O retrato da vida de um Motoboy em São Paulo está intimamente relacionado com a canção “River Why“, em que se afirma que aquilo que vivemos atualmente não é o progresso nem o sucesso em que todos somos forçados a acreditar, mas sim um suicídio coletivo. Acompanhado por uma guitarra melódica tão característica dos seus temas, Manu Chao questiona-se:

“Is there a bridge over the river, why?
Is there some hope under the river dry?
I’m gonna do it for another try
Is there a bridge over the river, why?”

Haverá esperança nos dias de hoje? Será possível conciliar realidades diferentes, erguendo pontes em vez de muros? Apesar de nada ser claro, Manu Chao continua a procurar o seu rio, isto é, o seu caminho na vida, não se deixando assustar pela escuridão da realidade:

“I’m looking for
My river wise
I’m looking for
And through your eyes”

Apesar de todas as injustiças dos dias de hoje, há, como sempre, lugar para a alegria e para a esperança no trabalho de Manu Chao. Por exemplo, a música que dá o nome a este disco, “Viva Tu“, fala precisamente sobre reconhecer a alegria que as pessoas que o rodeiam lhe trazem. Além disso, até se pode ir mais longe e dizer que este disco é sobre toda a gente, sem exceção, imortalizando os vizinhos de baixo e de cima, a senhora que vende bilhetes no metro de uma cidade e, ainda, todos os ouvintes. Portanto, é seguro dizer que os temas de Manu Chao vivem da presença de gente, só fazendo sentido se houver alguém que ouça, cante e dance.

Manu Chao

© Moises Saman / Magnum Photo

Embora os ritmos latinos dos álbuns de Manu Chao convidem à dança, um dos temas que mais incita à balada é “Tu te vas“, uma vez que é mais lento e mais sentimental, combinando o francês e o espanhol para falar de perda e do final de uma relação. É um tema que vive muito de metáforas, falando sobre a distância necessária para a cura, sobre ver por todo o lado o sorriso da pessoa de quem se separou, e, acima de todo, sobre o facto de viver sem ela ser o mesmo que “viver morrendo”. Imediatamente a seguir a “Tu te vas”, vem “Coração no Mar“, em que a frase “Eu vou levar, eu vou levar e jogar meu coração no mar” simboliza o desprendimento que o músico sente em relação à própria vida e também o sofrimento que uma sensibilidade apurada pode trazer.

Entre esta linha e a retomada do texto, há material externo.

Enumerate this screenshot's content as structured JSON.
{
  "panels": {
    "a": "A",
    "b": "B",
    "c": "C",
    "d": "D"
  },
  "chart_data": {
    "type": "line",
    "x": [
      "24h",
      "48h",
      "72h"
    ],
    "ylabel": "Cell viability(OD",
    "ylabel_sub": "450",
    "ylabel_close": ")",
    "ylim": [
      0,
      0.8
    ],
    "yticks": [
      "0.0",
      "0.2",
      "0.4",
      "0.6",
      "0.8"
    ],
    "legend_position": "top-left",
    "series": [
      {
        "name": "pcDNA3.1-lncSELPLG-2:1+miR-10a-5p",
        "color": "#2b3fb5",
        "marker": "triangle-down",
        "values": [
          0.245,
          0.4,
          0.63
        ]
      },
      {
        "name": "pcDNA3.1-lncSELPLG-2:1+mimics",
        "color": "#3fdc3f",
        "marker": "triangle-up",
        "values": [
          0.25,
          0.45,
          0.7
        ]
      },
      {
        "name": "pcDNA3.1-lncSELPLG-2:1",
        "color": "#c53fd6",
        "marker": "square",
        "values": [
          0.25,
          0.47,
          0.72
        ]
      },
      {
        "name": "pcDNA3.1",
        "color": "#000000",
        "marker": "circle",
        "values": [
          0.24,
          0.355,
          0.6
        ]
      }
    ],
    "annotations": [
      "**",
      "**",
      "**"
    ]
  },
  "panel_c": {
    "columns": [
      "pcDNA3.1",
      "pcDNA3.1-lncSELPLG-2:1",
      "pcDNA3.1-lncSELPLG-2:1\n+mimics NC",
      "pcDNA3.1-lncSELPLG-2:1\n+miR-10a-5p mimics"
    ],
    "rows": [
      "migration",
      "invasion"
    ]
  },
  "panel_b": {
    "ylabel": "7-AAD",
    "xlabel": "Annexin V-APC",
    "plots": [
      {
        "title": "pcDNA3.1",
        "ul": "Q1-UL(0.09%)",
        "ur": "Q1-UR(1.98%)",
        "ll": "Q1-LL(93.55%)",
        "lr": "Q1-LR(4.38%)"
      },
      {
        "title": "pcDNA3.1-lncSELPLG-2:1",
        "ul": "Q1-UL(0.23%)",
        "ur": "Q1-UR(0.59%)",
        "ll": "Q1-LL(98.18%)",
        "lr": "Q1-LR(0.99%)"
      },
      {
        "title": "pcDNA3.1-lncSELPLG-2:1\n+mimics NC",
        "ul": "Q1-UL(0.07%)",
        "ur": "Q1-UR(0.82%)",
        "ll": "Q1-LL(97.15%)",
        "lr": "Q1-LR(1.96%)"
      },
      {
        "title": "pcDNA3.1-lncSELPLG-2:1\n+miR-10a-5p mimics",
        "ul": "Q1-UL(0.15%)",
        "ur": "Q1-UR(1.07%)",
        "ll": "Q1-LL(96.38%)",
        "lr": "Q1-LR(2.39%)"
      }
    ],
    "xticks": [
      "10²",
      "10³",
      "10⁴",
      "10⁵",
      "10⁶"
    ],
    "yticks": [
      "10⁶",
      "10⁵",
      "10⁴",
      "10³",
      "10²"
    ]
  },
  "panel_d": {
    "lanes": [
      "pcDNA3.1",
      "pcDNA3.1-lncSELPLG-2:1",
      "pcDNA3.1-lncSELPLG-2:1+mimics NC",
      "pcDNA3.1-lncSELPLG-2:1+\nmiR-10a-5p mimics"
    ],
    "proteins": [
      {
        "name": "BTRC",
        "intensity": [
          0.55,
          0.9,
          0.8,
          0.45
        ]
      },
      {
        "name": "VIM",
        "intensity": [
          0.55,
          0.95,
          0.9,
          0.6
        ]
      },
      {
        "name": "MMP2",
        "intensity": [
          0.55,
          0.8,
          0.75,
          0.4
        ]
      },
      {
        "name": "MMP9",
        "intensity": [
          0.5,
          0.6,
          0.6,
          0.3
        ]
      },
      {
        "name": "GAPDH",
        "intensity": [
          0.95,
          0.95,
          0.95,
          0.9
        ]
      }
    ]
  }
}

Em suma, Viva Tu é um álbum que nos ensina a fazer do sofrimento e da injustiça uma dança, tal como fazem os povos latino-americanos com géneros como o samba, a salsa, o reggaeton, o merengue, a bossa nova e, ainda, o vallenato vorta venas. Marcante como toda a música de Manu Chao, este álbum leva-nos a redescobrir um universo próprio do qual já tínhamos saudades, reconfortando-nos com as suas histórias de justiça, direitos humanos e, claro, alegria e esperança.